Como uma ninja Jéssica se abaixou e já fazia menção de saltar para trás do sofá quando depois de mais batidas ela ouviu “Correio!”, e só então como que com um sentimento de tranquilidade que levemente se espalha, Jéssica percebeu por trás do vidro as cores azul e amarelo do uniforme do carteiro. “ Num abre não Zéssica”, Melina falou, “Eu num vou abrir, só vou olhar tá?”. Se aproximou da porta certificando-se de que o ferrolho mais abaixo estava trancado, e abriu o vidro da janela superior. “ Olá boa tarde mocinha! Onde está sua mamãe Patrícia? O tio aqui tem uma encomenda pra ela, por isso que o tio tava batendo na porta, dá pra ouvir ‘Garotas Mandonas’ passando, né?”, e sorrindo o carteiro bigodudo falou olhando para Jéssica que mantinha certa distância da porta, já havia visto o carteiro várias vezes conversando com a mãe e o pai, sempre a mãe dava água pra ele quando ele ia deixar as cartas que a mãe tanto esperava todos os meses. As cartas vieram depois que a vovó morreu. Ele dava tchau à elas quando ia embora, o carteiro. Jéssica não sabia do que se tratava, só sabia que depois que o carteiro deixava as cartas a mãe ficava muito atenciosa e levava ela e a irmã pra tomarem sorvete ou para o cinema. “A minha mãe não tá, ela foi compra coisa e volta já já”, Jéssica falou olhando para o homem que sorria pra ela enquanto tirava o chapéu e passava a mão no rosto enxugando o suor. “Ô minha princesa, você não quer pegar água pra o tio não? Num precisa abrir a porta não, cê me dá por aqui mesmo pela janela, eu sei que a mamãe num quer vocês conversando com estranho né? E num pode mesmo não, eu acho que eu vou vê se venho depois, diga pra mamãe que o tio Gomes do Correio veio aqui tá?”, e nesse instante Melina se aproximou rompendo a barreira de medo que havia surgido com o som das batidas no vidro da janela, ela disse “ Zéssica hoje a mamãe vai compá sovêti?”, Jéssica lembrou, e então disse “Eu vou pegar água pra o sinhô viu?”, e o carteiro Gomes sorriu e pousou a bolsa gigante no chão com um som de “Ufa!” escapando com um suspiro.
Jéssica entrou e levou a irmã pelo braço até a cozinha onde encheu um copo grande de plástico com água do filtro, “Esse home não é um estranho Melina, ele é o carteiro, é amigo da mamãe, por isso eu vou dar água à ele, entendeu? Se algum dia eu num tiver aqui cê nunca faz isso tá?”, e Melina balançou a cabeça com veemência, a duas mãozinhas seguravam uma colher de plástico que ela usava pouco antes para forçar a dieta de Lulu. Quando Jéssica voltou para a sala, a porta estava aberta... Uma bolsa azul enorme estava na frente da porta. Parecia vazia... Jéssica soltou o copo no chão. O ferrolho ficava abaixo do vidro da janela inferior, porém só podia ser visto do lado de dentro de casa.

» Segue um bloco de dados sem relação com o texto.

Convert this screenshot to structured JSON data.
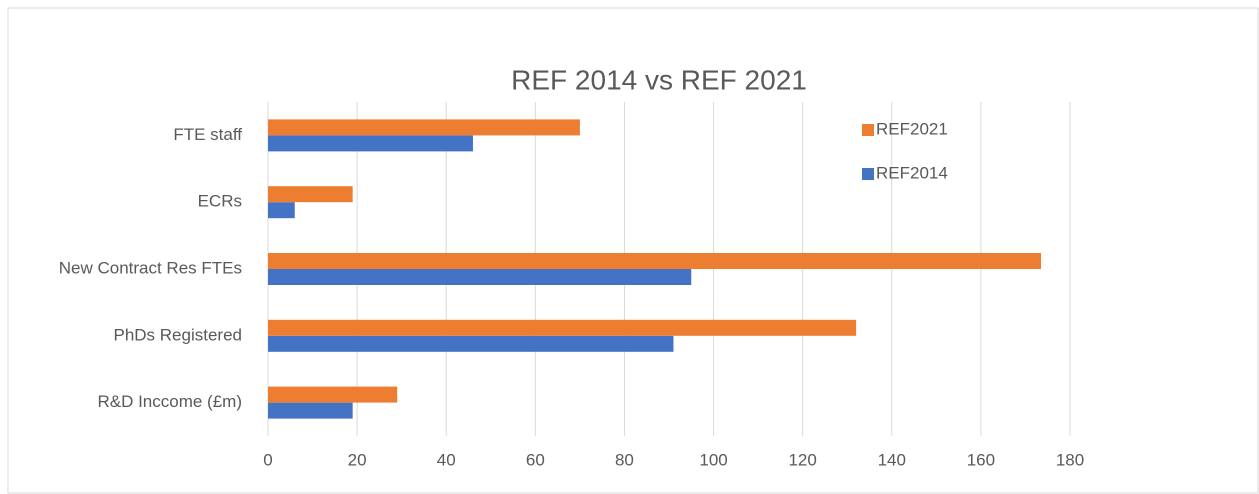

Mas havia algo há muito planejado acontecendo naquele momento... Era feriado. Carteiros geralmente não trabalham no feriado...
Quando os corpos das meninas foram encontrados em pedaços putrefatos espalhados por quilômetros numa fazenda próxima, nenhuma resposta foi encontrada... Ninguém havia visto nada...nada... Não era um estranho quem à porta chamava...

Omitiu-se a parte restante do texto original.